My final stop on the megaretailer’s tour was the closest thing Wal-Mart has to a flagship, at 406 South Walton Boulevard, across from headquarters. The sheer variety of products and competitive pricing sucked me in immediately, and I spent more than an hour reading packages and cracking open caps for a quick sniff. I’ve developed a confidence in the stores in the years I’ve lived here and know I’ll find each product I need in stock and at a price that is either the lowest or among the lowest. I settled on Neutrogena’s 1.7-oz. Healthy Defense Daily Moisturizer SPF 50 for $12.97 as a replacement for the Kiehl’s 8.4-oz. Ultra Facial Moisturizer SPF 15 that runs for $54.63 with tax and shipping online. I also picked up Olay’s Regenerist Micro-Exfoliating Wet Cleansing Cloths for $5.97 to use on the go and Total Effects Lathering Cleansing Cloths for $6.97 to use at home.

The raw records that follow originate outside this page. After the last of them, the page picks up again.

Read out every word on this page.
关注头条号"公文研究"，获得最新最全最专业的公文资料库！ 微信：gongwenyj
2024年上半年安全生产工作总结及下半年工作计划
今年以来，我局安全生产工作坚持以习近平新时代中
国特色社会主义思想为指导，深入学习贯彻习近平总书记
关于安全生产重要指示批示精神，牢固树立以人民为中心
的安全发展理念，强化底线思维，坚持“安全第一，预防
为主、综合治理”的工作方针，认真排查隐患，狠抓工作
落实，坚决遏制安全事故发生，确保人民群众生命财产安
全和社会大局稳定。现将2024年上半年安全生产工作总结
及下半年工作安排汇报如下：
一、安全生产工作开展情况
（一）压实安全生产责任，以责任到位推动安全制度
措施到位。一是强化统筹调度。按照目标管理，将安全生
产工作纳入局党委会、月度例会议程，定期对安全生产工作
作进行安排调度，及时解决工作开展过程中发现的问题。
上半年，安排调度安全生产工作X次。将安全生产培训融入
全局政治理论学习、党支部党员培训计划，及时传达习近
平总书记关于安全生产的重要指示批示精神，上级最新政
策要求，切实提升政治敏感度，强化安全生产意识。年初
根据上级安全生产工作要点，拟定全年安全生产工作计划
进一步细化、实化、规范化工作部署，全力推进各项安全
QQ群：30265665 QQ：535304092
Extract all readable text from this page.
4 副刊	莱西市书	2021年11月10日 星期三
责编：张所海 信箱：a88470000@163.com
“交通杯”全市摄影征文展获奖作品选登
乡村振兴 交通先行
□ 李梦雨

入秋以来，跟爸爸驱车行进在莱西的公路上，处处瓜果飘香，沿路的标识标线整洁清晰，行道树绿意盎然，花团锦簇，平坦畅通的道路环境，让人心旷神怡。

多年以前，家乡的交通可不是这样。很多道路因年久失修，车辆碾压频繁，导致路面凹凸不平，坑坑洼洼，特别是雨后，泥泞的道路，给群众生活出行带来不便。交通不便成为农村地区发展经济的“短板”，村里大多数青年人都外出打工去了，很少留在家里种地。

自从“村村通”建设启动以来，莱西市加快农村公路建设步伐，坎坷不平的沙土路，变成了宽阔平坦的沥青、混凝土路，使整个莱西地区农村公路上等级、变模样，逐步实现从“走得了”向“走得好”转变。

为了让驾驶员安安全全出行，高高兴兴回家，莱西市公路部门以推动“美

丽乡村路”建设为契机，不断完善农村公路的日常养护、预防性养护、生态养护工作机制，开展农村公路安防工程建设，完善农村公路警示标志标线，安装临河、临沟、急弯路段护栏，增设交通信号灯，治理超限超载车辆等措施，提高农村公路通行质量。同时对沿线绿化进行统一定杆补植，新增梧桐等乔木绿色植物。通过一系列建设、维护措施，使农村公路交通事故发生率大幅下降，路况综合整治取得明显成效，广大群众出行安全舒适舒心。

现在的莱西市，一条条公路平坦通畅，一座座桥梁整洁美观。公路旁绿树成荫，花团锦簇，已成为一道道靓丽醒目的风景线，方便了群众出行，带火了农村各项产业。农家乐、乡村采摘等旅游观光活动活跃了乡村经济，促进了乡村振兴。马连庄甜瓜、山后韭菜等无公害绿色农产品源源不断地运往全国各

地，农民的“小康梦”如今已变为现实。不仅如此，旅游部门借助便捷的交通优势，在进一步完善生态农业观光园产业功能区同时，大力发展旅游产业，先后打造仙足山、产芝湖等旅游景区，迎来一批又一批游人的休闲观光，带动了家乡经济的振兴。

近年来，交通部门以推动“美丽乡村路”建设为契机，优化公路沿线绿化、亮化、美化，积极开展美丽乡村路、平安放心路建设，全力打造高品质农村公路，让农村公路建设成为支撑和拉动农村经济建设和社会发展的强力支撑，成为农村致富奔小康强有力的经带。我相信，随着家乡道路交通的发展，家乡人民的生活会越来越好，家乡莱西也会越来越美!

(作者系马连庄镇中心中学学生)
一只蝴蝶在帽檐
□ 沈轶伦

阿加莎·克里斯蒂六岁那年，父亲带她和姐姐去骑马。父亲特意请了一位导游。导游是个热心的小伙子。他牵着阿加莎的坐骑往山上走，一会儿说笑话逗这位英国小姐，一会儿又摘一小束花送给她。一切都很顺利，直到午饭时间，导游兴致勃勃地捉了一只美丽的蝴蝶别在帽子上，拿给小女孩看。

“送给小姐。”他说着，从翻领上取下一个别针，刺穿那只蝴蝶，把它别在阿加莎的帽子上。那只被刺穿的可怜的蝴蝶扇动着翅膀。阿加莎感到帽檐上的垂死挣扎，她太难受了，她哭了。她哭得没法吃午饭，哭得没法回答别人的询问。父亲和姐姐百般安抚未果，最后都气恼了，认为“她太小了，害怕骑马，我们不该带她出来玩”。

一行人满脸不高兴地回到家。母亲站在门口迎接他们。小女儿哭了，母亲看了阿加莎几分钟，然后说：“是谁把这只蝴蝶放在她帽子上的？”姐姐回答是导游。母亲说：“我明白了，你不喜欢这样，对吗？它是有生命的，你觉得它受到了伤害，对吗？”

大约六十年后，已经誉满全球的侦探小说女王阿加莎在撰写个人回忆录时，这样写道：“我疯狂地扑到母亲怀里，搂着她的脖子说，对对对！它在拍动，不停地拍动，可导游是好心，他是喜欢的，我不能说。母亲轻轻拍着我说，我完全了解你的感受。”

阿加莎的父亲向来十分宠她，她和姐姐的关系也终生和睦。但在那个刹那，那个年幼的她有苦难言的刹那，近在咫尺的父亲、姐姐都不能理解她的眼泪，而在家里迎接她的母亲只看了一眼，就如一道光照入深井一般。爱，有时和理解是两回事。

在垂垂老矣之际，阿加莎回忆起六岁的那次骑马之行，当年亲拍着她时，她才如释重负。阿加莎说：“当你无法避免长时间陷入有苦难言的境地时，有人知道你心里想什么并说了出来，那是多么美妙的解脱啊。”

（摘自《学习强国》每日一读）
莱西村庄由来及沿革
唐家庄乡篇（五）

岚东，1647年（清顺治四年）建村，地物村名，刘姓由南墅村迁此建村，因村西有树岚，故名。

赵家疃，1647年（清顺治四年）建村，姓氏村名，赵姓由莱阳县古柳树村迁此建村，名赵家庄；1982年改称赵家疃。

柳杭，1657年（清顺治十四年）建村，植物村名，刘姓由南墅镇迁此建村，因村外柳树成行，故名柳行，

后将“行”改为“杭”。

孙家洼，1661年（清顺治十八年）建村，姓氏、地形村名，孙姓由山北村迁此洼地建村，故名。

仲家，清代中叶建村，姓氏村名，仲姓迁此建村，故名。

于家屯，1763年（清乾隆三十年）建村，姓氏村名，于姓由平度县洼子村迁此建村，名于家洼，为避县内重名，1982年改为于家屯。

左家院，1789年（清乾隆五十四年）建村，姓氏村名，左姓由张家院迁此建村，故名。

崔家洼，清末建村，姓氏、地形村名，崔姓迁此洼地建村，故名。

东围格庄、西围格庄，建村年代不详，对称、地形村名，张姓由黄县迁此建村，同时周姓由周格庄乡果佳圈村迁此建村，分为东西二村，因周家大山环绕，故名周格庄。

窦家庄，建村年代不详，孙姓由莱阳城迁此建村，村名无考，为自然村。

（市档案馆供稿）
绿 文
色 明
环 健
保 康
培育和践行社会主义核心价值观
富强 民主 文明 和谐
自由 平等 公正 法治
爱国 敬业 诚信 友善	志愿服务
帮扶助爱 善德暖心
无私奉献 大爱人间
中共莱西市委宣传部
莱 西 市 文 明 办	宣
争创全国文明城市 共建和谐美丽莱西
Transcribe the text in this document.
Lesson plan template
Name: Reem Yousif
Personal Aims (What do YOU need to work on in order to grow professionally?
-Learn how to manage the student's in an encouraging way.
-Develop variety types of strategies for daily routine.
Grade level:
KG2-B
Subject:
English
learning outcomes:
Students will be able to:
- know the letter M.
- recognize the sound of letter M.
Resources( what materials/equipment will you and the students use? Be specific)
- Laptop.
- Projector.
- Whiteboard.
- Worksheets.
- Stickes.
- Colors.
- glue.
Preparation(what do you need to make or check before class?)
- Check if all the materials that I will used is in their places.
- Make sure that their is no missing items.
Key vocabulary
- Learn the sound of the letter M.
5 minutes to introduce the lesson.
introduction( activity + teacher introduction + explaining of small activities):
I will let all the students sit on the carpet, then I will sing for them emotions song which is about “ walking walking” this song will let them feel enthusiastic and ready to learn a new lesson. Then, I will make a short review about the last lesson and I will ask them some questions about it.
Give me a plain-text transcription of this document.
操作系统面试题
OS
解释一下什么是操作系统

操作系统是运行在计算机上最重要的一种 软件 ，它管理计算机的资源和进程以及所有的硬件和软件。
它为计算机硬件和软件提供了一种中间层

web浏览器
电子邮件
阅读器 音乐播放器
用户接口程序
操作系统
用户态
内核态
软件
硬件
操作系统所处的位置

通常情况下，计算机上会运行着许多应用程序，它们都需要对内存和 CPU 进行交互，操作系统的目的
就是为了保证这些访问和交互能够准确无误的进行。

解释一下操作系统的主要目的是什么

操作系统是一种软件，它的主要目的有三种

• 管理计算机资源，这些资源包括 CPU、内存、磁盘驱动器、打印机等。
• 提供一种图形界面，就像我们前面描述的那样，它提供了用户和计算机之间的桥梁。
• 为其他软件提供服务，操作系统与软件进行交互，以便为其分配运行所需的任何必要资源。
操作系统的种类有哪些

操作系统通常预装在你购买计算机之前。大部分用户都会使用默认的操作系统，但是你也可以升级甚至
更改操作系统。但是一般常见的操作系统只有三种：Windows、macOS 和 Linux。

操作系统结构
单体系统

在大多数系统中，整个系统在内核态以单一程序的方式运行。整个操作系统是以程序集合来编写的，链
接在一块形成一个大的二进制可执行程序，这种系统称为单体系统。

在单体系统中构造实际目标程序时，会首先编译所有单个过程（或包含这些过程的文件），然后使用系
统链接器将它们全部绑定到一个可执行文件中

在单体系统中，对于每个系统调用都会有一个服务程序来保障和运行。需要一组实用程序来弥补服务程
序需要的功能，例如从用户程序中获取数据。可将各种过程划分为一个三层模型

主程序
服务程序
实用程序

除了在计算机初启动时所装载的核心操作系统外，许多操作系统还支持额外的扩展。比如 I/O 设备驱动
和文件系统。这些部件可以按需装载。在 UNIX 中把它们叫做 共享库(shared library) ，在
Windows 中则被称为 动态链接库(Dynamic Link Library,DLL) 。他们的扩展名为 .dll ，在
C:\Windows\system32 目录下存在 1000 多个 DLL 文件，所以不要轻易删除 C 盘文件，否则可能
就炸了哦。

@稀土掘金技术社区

In visiting the concept stores and seeing the look of future renovations firsthand, it’s clear Wal-Mart is making an effort to overcome more affluent shoppers’ resistance to visiting its stores on a regular basis. With its smaller and varied formats allowing for a wider variety of locations more targeted to the immediately surrounding population, I think it is on the right track. This discerning shopper is definitely a convert.